Thursday, January 28, 2010

Historias de la vida misma: Carta de una hija a su madre (4) Mi análisis


Viene de la entrada anterior


Como me lo han pedido en los comentarios de ayer, haré un pequeño análisis del relato que publiqué estos tres miércoles pasados: la historia que LILI relata sobre su madre ELSA P. amiga mia y seguidora de de amores y relaciones.

Elsa enfermó hace 17 años de un cancer de pulmón que logró revertir cuando la esperanza de vida era de un 7% y, las personas que supuestamente la iban a enterrar a ella _ su marido, su madre, su hermana_ partieron primero. Hoy tiene EPOC ( Enfermedad Pulmonar Obstructiva Crónica) y es oxigeno-dependiente pero " es feliz con lo que tiene". El proceso de su sanación no hubiera sido posible sin la intervención de La Fundación Salud, cuya directora es Stella Maris Maruso (quien fuera discípula Elizabeth KÜbler- Ross y formada en terapia biospiscosocial por el Dr. Carl Simonton etc, Participante desde 1999 de seminarios sobre "Sanación Espiritual en Medicina" y "Medicina cuerpo-mente", realizados en la Escuela de Medicina de la Universidad de Harvard, entre otras cosas).

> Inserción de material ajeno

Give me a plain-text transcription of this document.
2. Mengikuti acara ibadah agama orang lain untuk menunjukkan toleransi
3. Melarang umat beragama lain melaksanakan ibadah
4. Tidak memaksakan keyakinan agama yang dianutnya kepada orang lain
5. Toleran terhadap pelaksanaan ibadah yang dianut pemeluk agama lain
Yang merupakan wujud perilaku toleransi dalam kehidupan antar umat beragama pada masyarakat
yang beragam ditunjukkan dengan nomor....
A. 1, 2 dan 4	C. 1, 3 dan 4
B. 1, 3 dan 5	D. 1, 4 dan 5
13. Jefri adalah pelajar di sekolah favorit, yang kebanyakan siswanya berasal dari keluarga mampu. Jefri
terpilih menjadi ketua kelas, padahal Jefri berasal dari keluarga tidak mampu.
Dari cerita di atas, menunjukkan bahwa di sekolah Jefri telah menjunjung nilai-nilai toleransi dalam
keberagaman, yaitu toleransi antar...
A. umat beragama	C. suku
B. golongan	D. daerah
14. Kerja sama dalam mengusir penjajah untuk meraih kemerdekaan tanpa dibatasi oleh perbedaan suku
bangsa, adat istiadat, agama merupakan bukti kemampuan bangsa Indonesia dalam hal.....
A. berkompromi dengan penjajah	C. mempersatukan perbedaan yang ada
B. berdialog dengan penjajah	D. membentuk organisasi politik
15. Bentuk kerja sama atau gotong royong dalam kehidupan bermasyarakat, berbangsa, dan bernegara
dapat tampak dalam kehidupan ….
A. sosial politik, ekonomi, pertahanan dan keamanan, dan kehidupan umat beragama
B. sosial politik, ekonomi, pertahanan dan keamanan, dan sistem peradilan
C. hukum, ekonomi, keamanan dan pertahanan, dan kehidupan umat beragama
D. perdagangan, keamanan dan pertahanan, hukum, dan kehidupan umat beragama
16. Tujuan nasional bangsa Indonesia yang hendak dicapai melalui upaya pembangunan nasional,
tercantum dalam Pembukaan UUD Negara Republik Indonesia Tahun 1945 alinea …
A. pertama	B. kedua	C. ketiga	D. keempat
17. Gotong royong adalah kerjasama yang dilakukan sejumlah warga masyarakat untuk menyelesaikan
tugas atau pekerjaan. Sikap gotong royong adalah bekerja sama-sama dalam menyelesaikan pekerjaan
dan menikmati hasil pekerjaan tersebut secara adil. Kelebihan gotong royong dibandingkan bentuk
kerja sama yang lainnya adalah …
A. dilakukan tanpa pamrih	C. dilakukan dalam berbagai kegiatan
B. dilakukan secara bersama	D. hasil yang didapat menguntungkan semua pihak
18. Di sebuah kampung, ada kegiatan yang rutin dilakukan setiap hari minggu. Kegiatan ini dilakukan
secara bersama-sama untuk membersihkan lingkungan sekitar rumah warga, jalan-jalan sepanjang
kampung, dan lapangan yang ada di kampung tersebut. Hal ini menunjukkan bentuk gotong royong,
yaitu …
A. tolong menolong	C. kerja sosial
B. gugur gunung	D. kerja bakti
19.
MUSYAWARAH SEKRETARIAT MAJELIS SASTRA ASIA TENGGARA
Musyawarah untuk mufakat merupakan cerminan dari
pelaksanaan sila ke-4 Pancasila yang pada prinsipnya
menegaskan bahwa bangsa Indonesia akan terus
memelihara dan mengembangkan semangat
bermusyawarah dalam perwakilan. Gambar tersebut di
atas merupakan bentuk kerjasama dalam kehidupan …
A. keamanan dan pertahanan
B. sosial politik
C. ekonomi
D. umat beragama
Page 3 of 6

EL enfoque terapéutico integrativo (psico-bio-social y espiritual) de la Fundación es el que se apoya en la Medicina cuerpo-mente, que contempla al ser humano de manera integral, como una unidad y que apunta a hacer florecer los recursos internos del paciente y su fuerza interior puesta al servicio de la sanación. Ella lo explica muy claramente aqui pulsar en el icono del libro a la derecha. Está basado en los últimos adelantos de las la psicología, las neurociencias, la endocrinología, la biología, se aplica hoy en muchos hospitales de EEUU (Boston, Texas, Dallas, San Francisco, Massachussets, Stanford, Rochester, etc) que desarrollan sus propios programas para el tratamiento de enfermos de cancer, del corazón etc... y es el enfoque al cual yo adhiero profesionalmente.

Este enfoque integral no tiene nada que ver con la enorme flora de recetas mágicas que se agrupan bajo el nombre de "autoayuda". No hay soluciones mágicas. No hay ningún hokus-pokus. De hecho y como lo demuestra el relato de Lili, el éxito de la superviviencia de Elsa, se debió a un profundo trabajo que ella desarrolló consigo misma, en el que tuvieron que morir viejos supuestos para que operara esa profunda transformación de la que fué objeto.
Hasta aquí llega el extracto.